ユニセフに協力していただき、データ、写真も提供していただきました。
「もったいない」と言う言葉をキーワードにして、「もったいないばあさん」をガイド役にすると言うのは良かったなと思いました。
3年前からユニセフさんが全国の市部で巡回展をして下さるようになりました。
人、物、心を大切にしたいと言うメッセージを込めた作品、例えば「おたからパン」は、本当の宝とは他人から奪うものではなくて、自分の中で育てるものとか、「にこちゃんとぷんぷんまる」シリ-ズでは発達障害のある子どもが、この絵本しか見ないんだと言う反響を聞いたところから更に出版が決まる。
何故発達障害のある子がその本しか見ないのかは私にも判りませんが。

「もったいないばあさん」のワールドレポート展のメッセージとしては、自分さえよければと思わず、分けあう気持ちがあれば平和な世界ができると言うこと、命は全て繋がっていて、一つ一つの命が大切なんだよ、という二つのメッセージがあるが、その二つが「もったいないばあさん」の全ての本の根底に流れる筋のようなものです。
民族、国、宗教、言葉、文化が違っても人が大切に思っているものも同じ様に大切に思う、敬う、リスペクトすれば世界は平和になると思う、そこに全て繋がって行くと思います。
命の大切さ、小さい時に愛されて育つと言う事がとても影響しているのではないかと思います。

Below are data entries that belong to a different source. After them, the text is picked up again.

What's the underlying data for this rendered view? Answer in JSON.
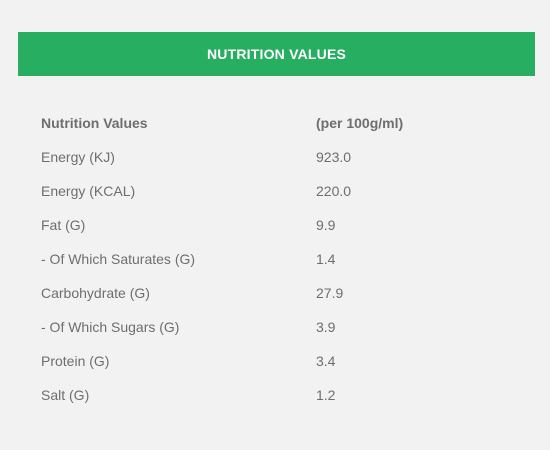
{
  "header": {
    "title": "NUTRITION VALUES"
  },
  "table": {
    "columns": [
      "Nutrition Values",
      "(per 100g/ml)"
    ],
    "rows": [
      [
        "Energy (KJ)",
        "923.0"
      ],
      [
        "Energy (KCAL)",
        "220.0"
      ],
      [
        "Fat (G)",
        "9.9"
      ],
      [
        "- Of Which Saturates (G)",
        "1.4"
      ],
      [
        "Carbohydrate (G)",
        "27.9"
      ],
      [
        "- Of Which Sugars (G)",
        "3.9"
      ],
      [
        "Protein (G)",
        "3.4"
      ],
      [
        "Salt (G)",
        "1.2"
      ]
    ]
  },
  "colors": {
    "header_background": "#27ae60",
    "page_background": "#f2f2f2",
    "text": "#6e6e6e"
  }
}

姉も弟も医者になりましたが、小さい頃はわからなかったが、大人になって私は傷ついていたんだとおもって、自分はいらない子だったんじゃないのかなあみたいなコンプレックみたいに思っていたんだ私はと言う事に、「もったいない婆さん」を書くようになって「もったいない」と言う意味を考えた時に気がつきました。
何人子どもがいても「貴方が生まれてくれてありがとう、どんなにうれしかったか」と言う事をちゃんと伝えて行くことはとっても大事だと思いました。
最新版「もったいないばあさん 川を行く」 もったいないばあさんが川を旅する話ですが、水の循環とか、命の繋がりを考えてもらえたらいいなあと思います。